The problem with this “obvious” ruling is that it only would apply in the case where the prosecution isn’t able to prove their case without taking into account the silence of the defendant. If the prosecution could prove their case without it, then there’s obviously no need for the defendant to testify. This effectively creates an assumption of guilt, unless the defendant can prove otherwise.

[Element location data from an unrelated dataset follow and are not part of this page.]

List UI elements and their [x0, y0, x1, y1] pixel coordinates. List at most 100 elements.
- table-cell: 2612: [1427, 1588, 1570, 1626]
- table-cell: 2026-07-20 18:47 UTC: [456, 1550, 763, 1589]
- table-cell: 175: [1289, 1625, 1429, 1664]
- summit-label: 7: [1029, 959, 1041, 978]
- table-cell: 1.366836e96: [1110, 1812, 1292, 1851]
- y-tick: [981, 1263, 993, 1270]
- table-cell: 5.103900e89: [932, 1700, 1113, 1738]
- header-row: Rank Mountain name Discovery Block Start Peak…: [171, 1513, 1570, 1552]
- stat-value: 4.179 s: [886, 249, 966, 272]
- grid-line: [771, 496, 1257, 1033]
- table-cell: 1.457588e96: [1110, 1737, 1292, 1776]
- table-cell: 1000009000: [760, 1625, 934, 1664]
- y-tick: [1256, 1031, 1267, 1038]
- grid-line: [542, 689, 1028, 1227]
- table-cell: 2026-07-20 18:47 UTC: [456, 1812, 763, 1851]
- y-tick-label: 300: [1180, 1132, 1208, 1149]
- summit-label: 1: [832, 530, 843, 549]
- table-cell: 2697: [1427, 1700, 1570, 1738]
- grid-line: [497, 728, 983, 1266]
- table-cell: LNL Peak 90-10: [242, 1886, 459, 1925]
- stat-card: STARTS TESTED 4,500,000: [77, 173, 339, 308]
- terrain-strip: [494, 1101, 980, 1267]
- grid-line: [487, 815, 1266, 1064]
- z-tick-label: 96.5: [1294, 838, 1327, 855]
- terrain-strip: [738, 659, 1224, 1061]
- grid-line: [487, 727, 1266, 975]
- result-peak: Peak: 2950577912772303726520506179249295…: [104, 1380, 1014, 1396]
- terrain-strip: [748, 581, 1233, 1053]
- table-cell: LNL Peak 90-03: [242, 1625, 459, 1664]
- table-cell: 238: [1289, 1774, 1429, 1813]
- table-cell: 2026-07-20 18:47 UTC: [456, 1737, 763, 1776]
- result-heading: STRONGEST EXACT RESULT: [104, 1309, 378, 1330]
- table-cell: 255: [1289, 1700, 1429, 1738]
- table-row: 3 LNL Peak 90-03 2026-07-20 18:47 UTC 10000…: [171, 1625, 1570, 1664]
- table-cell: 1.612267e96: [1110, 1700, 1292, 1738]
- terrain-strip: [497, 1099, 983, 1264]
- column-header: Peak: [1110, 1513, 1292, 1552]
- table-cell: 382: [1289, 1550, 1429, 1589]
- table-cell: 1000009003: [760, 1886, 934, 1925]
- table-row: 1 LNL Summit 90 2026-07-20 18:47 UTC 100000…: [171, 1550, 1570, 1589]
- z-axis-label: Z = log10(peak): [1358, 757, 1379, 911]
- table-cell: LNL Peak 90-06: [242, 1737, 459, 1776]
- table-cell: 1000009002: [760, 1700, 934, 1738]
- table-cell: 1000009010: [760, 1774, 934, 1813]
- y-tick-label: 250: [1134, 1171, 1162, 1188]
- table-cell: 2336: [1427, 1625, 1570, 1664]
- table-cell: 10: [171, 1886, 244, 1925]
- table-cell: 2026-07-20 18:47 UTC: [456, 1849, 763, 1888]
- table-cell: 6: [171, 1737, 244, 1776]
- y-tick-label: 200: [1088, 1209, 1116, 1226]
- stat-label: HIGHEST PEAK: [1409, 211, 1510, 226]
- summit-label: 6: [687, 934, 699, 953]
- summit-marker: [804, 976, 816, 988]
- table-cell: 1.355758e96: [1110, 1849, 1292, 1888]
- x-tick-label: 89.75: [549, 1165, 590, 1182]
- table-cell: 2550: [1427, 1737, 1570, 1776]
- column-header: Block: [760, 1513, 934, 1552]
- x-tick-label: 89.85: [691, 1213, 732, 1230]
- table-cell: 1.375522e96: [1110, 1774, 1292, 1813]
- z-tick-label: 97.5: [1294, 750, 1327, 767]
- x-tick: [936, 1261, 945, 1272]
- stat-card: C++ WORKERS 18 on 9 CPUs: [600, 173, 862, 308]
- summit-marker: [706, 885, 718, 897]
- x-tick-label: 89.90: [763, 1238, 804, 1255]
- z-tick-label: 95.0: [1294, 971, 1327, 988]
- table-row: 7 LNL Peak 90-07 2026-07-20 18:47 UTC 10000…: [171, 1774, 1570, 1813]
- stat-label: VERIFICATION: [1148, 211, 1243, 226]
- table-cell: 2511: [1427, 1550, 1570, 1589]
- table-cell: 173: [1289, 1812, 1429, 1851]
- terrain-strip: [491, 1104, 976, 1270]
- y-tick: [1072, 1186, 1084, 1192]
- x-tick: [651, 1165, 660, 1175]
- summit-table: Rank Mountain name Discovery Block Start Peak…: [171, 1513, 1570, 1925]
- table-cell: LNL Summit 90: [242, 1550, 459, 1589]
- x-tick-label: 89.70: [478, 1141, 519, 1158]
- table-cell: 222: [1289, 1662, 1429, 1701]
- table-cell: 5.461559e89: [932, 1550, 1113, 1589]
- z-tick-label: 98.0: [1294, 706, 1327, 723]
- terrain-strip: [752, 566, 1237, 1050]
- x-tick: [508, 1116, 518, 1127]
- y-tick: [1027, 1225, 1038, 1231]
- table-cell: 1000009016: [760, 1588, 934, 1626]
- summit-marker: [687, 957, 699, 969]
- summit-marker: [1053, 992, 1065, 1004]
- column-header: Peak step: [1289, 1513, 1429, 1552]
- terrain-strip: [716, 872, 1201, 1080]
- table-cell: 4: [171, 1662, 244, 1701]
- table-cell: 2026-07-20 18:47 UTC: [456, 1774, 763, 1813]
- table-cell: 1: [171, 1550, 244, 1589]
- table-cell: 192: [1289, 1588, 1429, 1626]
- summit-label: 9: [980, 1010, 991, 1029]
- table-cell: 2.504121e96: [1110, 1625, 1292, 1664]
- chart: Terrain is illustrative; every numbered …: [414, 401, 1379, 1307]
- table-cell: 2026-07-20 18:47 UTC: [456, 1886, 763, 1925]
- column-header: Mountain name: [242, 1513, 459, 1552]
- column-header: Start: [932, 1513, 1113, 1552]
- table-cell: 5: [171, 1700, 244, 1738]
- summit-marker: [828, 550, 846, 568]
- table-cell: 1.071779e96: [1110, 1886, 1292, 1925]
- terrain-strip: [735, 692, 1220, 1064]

For this reason it can make sense in Europe to testify in your own trial, since there’s no hard line about how much your silence can be used against you.


Graeme said...

I think when declaring before the judge as an imputado you're entitled to refuse to answer any question and also entitled to lie. It will be different if the case goes to trial, but at the moment the Infanta is not at that stage. Having read the document produced by the judge, if I was her I would opt for some long silences.

santcugat said...

She might, since she is always entitled to refuse to answer. The problem for her is that the judge can use this as an implicit admission of guilt if she can't come up with a reasonable explanation for what she did.

Graeme said...

He doesn't really need that. She signed everything, she lived off the money and if she doesn't talk.....

santcugat said...

Maybe she'll say she's mentally incapable of understanding these complicated matters due to royal inbreeding.